Updated 10:14 am EST
U.S. inflation declined at a lower-than-expected pace last month, data from the Bureau of Labor Statistics indicated Thursday, indicating that the Federal Reserve's reluctance to declare and end to its inflation fight is supported by events in the broader economy.
The headline consumer price index for the month of January was estimated to have risen 6.4% from last year, down from the 6.5% pace recorded in December and topping the Street consensus forecast of 6.2%.
On a monthly basis, inflation was up 0.5%, the BLS said, compared to a revised 0.1% reading in December and the June peak of 1.3%. Street forecasts had projected a 0.5% acceleration.

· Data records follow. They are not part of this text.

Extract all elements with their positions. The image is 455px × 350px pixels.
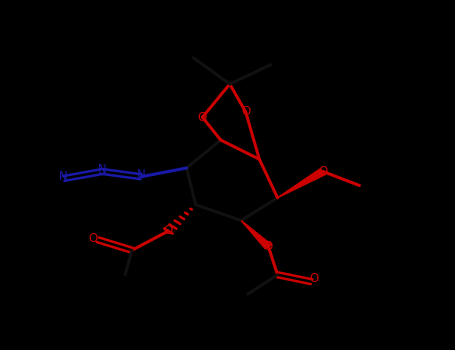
Text: O: O — [264, 240, 273, 253]
Text: O: O — [318, 165, 328, 178]
Text: N: N — [59, 170, 68, 183]
Text: O: O — [89, 231, 98, 245]
Text: N: N — [136, 168, 146, 182]
Text: O: O — [309, 272, 318, 286]
Text: O: O — [241, 105, 250, 119]
Text: N: N — [98, 163, 107, 176]
Text: O: O — [198, 111, 207, 124]
Polygon shape — [241, 220, 272, 249]
Polygon shape — [278, 169, 326, 198]
Text: O: O — [164, 224, 173, 238]
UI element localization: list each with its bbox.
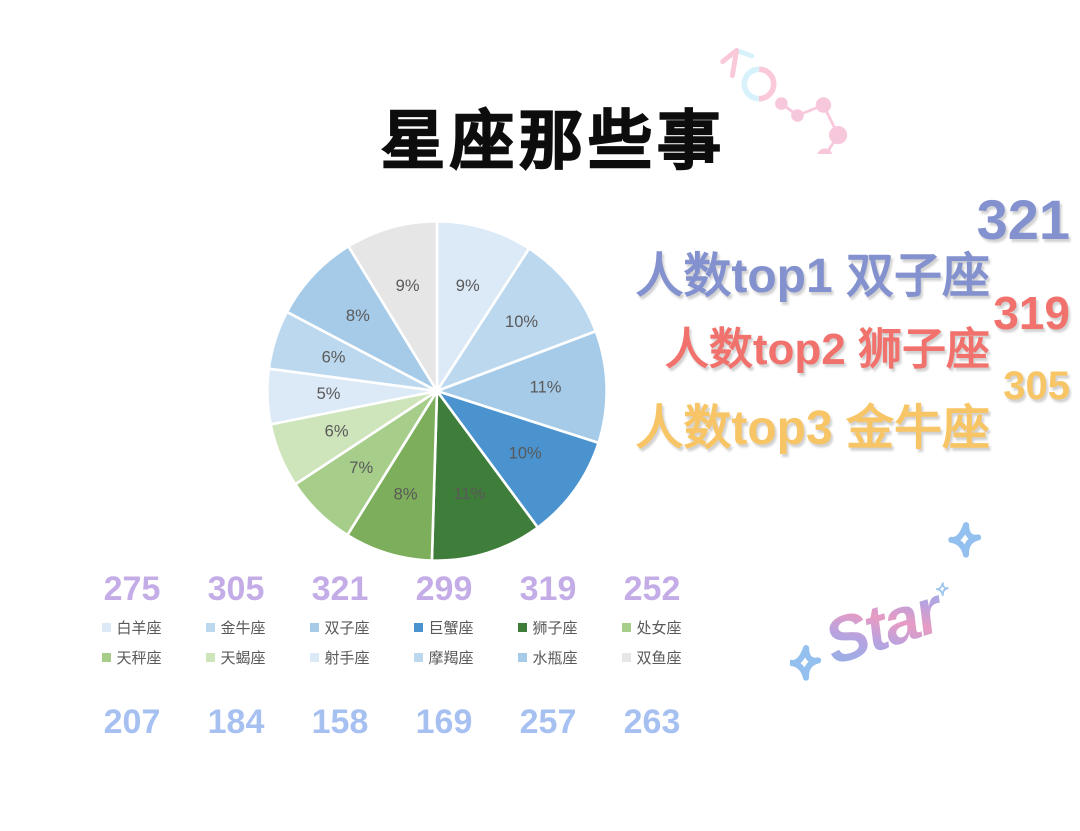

So-called core inflation, which strips-out volatile components such as food and energy prices, rose 0.4% on the month, and 5.6% on the year, the report noted, with the annual reading topping Street forecasts.
"While there were no major surprises in today’s CPI reading, it is a reminder that while inflation has peaked it could be a while before we see it moderate to normal levels," said Mike Loewengart, head of model portfolio construction at MLorgan Stanley Global Investment Office.
"The question remains if inflation will be able to fall to the Fed’s target levels with the labor market as tight as it currently is," he added. "That could be the recipe for a soft landing, but it remains to be seen when the Fed will shift away from rate hikes and if the labor market will lose its resiliency."
On Wall Street, U.S. stocks reacted to the readings by paring earlier gains, with futures the S&P 500 last marked 21 points higher in the opening hour of trading while the Dow Jones Industrial Average gained 70 points.
Benchmark 10-year Treasury note yields were 3 basis points higher at 3.721% in volatile trading while 2-year notes were pegged 8 basis points higher at 4.581%. The U.S. dollar index, which tracks the greenback against a basket of its global peers, was marked 0.43% lower at 103.043.
The CME Group's FedWatch is now pricing in a 93.7% chance of a 25 basis point Fed rate hike on March 22, down from 90.8% last week, with the odds of a follow-on hike in May -- either 25 or 50 basis points -- pegged at around 82%.
The BLS has tweaked the way in which it calculates inflation readings, based on changes in consumption patterns since the last alteration was made in 2020. The new method will modestly raise the weight of housing costs -- a key figure in the Fed's inflation fight -- while trimming the weights of food and transportation costs.
Re-worked methods to take into account seasonal price adjustments were used in the January report and last week, the BLS said its original estimate for December inflation, a -0.1% decline, was revised to a 0.1% gain after the new seasonal adjustments were applied.
Earlier this month, Federal Reserve Chairman Jerome Powell said that the January jobs report, which showed a net increase of 517,000 new positions, "shows why it will take a significant period of time" to tame domestic inflation.
"The reality is if we continue to get strong labor market reports or higher inflation reports, it might be the case that we have to raise rates more" than is now expected," Powell said, adding that it would likely take a year to bring headline inflation back to the Fed's 2% target -- a target his said would remain firmly in place -- given what he described as 'structural' shortages in the labor market.
"The labor market report underscores the message I sent during last week’s press conference," Powell said. "There’s been an expectation that inflation will go away quickly and seamlessly, but I don’t think that’s the case. It’s going to take some time.”